When Nikki Haley dropped out of the Republican presidential race this week, you might have assumed she would use her status as the last person standing between Donald Trump and the complete takeover of the GOP to do … something. After all, the whole point of the Haley Project was to offer Republicans an alternative to Trump. And in this, her exit, she might have taken the opportunity to do something — anything — other than render the entire point of her candidacy moot.
She did not.
Haley congratulated Trump and offered up her supporters on a silver platter. “It is now up to Donald Trump to earn the votes of those in our party and beyond it who did not support him,” she said, “and I hope he does that.”
Trump responded by observing that “Nikki Haley got TROUNCED last night, in record setting fashion.” Which was not exactly an overture to Haley voters, though he did invite them to join him in “the greatest movement in the history of our country.”
In her exit speech, Haley added that, “At its best, politics is about bringing people into your cause, not turning them away. And our conservative cause badly needs more people. This is now [Trump’s] time for choosing.”

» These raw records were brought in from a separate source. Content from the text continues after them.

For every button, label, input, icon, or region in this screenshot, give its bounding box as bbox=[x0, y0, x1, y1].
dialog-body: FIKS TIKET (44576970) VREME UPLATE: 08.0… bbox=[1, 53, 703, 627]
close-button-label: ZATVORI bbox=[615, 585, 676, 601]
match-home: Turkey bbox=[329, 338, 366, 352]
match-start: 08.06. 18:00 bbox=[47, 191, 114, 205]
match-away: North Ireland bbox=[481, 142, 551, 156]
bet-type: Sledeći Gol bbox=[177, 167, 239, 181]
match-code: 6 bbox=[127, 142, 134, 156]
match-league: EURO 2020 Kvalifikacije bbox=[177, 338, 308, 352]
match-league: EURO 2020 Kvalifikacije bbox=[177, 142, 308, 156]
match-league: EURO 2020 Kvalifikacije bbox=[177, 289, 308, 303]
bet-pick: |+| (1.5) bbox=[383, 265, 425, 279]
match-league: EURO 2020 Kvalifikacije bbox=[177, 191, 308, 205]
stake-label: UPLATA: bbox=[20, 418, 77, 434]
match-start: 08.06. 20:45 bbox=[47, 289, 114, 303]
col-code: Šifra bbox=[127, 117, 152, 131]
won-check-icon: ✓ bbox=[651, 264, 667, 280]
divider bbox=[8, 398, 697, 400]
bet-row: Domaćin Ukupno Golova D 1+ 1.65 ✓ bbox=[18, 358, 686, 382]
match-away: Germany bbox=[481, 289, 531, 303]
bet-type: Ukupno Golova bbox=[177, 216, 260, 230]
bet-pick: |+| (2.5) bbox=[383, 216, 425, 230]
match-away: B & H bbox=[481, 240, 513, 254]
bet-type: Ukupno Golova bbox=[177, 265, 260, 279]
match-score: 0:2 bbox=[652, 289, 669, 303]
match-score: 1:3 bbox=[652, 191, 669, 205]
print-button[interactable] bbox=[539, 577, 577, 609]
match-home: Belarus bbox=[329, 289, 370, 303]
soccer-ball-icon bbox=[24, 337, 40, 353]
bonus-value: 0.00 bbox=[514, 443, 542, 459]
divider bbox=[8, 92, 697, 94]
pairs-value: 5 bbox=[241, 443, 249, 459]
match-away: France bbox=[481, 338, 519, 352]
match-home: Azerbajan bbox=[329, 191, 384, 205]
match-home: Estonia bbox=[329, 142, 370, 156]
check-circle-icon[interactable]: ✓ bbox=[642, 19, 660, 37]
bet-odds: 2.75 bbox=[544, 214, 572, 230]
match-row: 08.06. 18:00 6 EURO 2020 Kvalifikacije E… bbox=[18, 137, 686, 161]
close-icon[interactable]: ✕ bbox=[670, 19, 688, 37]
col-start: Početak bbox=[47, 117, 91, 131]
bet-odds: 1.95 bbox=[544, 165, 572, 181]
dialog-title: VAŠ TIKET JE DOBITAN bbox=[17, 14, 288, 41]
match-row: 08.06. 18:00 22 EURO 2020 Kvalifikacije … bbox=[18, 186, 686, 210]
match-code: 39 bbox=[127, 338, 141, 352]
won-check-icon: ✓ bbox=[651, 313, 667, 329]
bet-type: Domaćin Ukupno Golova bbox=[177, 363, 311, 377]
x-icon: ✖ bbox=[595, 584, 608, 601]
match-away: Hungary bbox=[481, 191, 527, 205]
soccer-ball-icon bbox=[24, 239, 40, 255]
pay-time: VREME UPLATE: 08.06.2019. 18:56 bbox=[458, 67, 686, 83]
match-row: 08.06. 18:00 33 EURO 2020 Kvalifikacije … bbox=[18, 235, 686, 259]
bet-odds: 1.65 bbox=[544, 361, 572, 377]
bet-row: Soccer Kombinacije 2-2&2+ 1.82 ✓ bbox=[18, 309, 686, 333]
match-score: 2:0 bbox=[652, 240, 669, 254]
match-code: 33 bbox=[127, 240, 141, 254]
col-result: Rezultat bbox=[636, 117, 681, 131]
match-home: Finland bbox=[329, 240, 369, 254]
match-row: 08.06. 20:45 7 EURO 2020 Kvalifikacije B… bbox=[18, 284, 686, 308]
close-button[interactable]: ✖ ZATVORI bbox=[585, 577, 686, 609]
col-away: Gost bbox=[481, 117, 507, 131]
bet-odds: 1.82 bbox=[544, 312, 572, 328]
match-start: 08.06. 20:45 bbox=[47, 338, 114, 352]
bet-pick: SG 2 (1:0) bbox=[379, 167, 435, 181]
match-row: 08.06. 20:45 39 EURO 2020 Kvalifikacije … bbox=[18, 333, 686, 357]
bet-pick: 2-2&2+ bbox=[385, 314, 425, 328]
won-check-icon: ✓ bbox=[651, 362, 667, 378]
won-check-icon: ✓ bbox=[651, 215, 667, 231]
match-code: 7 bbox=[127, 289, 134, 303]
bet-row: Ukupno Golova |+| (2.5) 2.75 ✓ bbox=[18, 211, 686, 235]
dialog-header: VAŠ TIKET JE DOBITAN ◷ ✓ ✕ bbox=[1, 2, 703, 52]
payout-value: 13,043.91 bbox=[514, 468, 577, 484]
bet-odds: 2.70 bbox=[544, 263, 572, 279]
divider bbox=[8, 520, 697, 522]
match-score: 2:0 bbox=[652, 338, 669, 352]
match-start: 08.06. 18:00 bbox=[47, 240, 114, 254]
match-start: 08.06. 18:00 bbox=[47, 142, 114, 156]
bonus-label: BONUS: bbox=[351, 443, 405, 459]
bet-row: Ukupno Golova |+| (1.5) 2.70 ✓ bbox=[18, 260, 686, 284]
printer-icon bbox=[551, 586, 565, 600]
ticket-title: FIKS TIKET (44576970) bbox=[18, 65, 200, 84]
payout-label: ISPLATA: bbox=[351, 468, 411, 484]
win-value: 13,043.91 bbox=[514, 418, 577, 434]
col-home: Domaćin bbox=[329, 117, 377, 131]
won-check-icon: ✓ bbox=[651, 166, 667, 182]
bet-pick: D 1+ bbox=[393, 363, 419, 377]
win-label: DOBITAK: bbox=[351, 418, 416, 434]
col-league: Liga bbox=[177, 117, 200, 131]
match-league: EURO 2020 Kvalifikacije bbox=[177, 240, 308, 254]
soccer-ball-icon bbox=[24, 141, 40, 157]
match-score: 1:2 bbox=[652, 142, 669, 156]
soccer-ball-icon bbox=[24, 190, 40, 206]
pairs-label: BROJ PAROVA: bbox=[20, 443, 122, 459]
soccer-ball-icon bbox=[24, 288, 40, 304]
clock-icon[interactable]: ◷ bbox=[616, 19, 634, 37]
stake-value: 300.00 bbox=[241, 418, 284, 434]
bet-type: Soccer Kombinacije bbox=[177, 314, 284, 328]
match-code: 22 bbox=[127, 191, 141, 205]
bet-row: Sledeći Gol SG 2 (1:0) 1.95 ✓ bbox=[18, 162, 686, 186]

In all, it was a spectacularly anemic entreaty to Trump to woo her people, to make them his, in the name of the conservative cause. But if you look at what Nikki Haley’s presidential campaign was actually about, it was never about taking on Donald Trump — not really.
At its best, politics is about bringing people into your cause, not turning them away. And our conservative cause badly needs more people.”
On its face, it was about courting voters who were dissatisfied with Trump. But it was also about courting Trump voters, too. Over and over again on the campaign trail, Haley told us her thoughts on the Trump presidency: “I personally believe Donald Trump was the right president at the right time,” she’d say. “I agree with a lot of his policies.”